If all proposals pass and all funds materialize, depositors may walk away unscathed. If funding falls short, their deposits will be haircut—by an amount proportional to the shortfall.
And they hold no voting rights on this matter. The very users bearing the consequences have no “vote” button to press in this process.
According to CoinDesk, Gordon Liao, Circle’s Chief Economist, has already proposed an emergency measure on Aave’s governance forum: raising the borrowing rate cap from 10% to 50%, aiming to attract new capital and ease liquidity stress…
In other words, Aave’s current strategy is to borrow more expensive money to dig itself out of a deeper hole.
After the 2008 financial crisis, the world spent years building deposit insurance schemes, stress-testing frameworks, and systemic-risk oversight mechanisms—all aimed at one core objective:
ensuring ordinary depositors no longer pay for financial institutions’ risky behavior.

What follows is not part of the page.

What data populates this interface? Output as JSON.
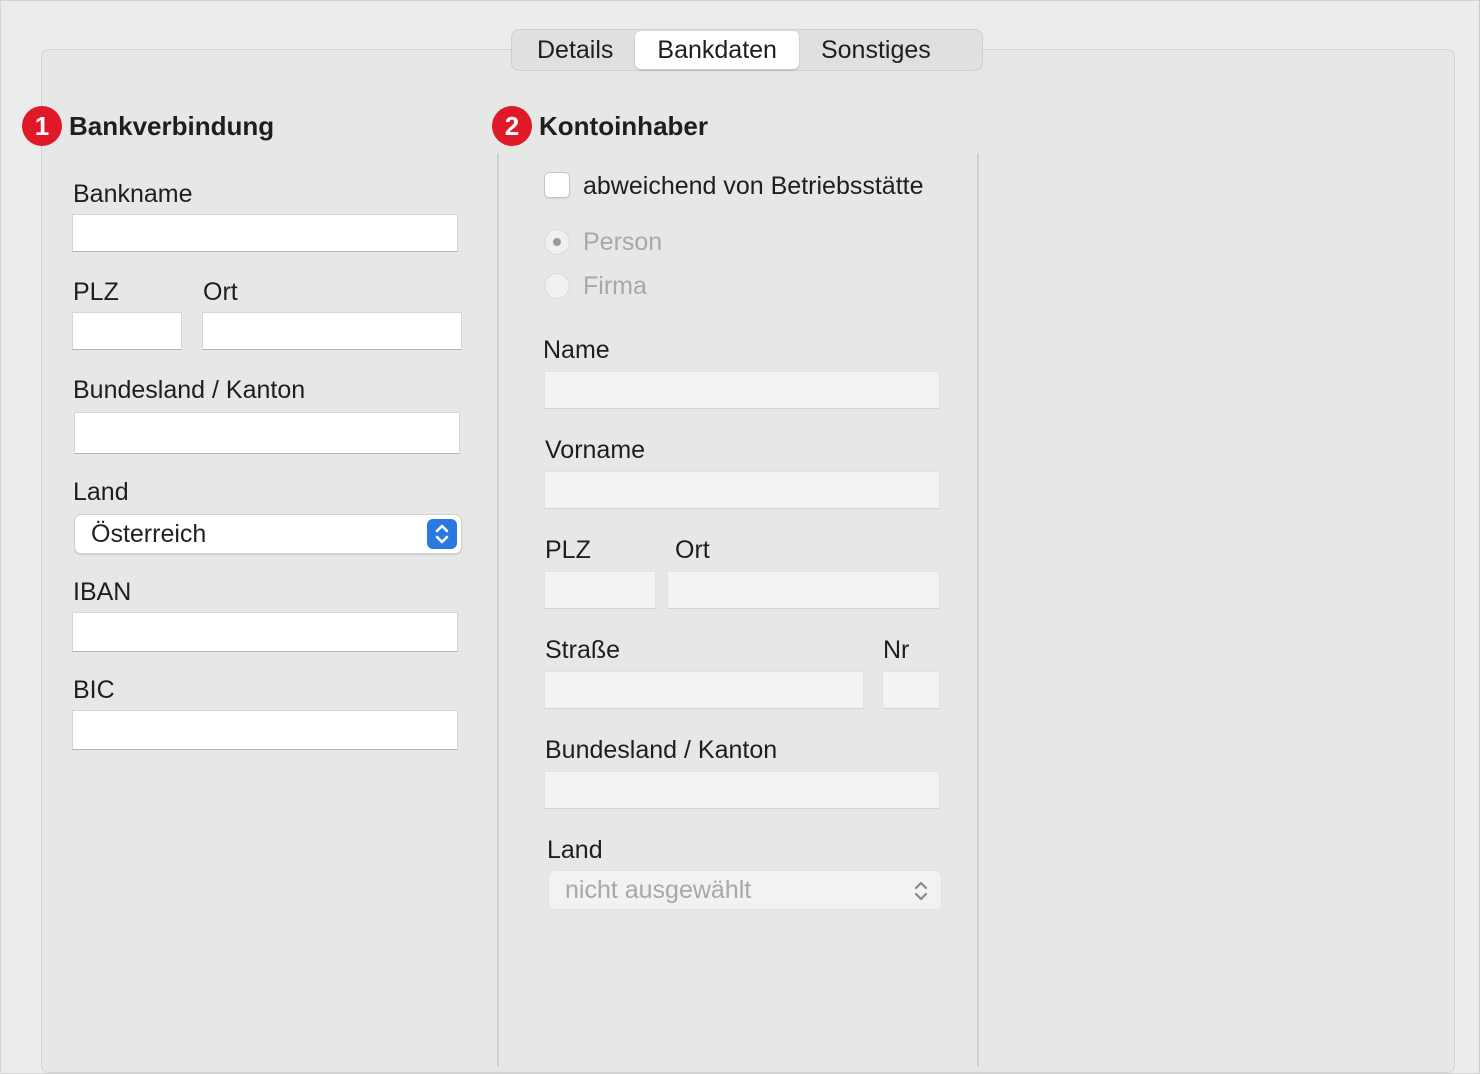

For nearly a decade, DeFi built a system designed to bypass those safeguards. Yet the pitfalls banks stumbled into over centuries won’t vanish simply because the rules are written in code. Bank runs, bad-debt contagion, and innocent depositors forced to pay—none of these disappeared. They arrived right on schedule.
At the time of publication, Aave’s USDC liquidity pool holds less than $3 million in available liquidity. If you’re trying to withdraw your stablecoins from DeFi’s largest lending protocol right now, odds remain high that you’ll be unable to do so.
Whether in DeFi or CeFi—we hope this time, it won’t be ordinary people who pay.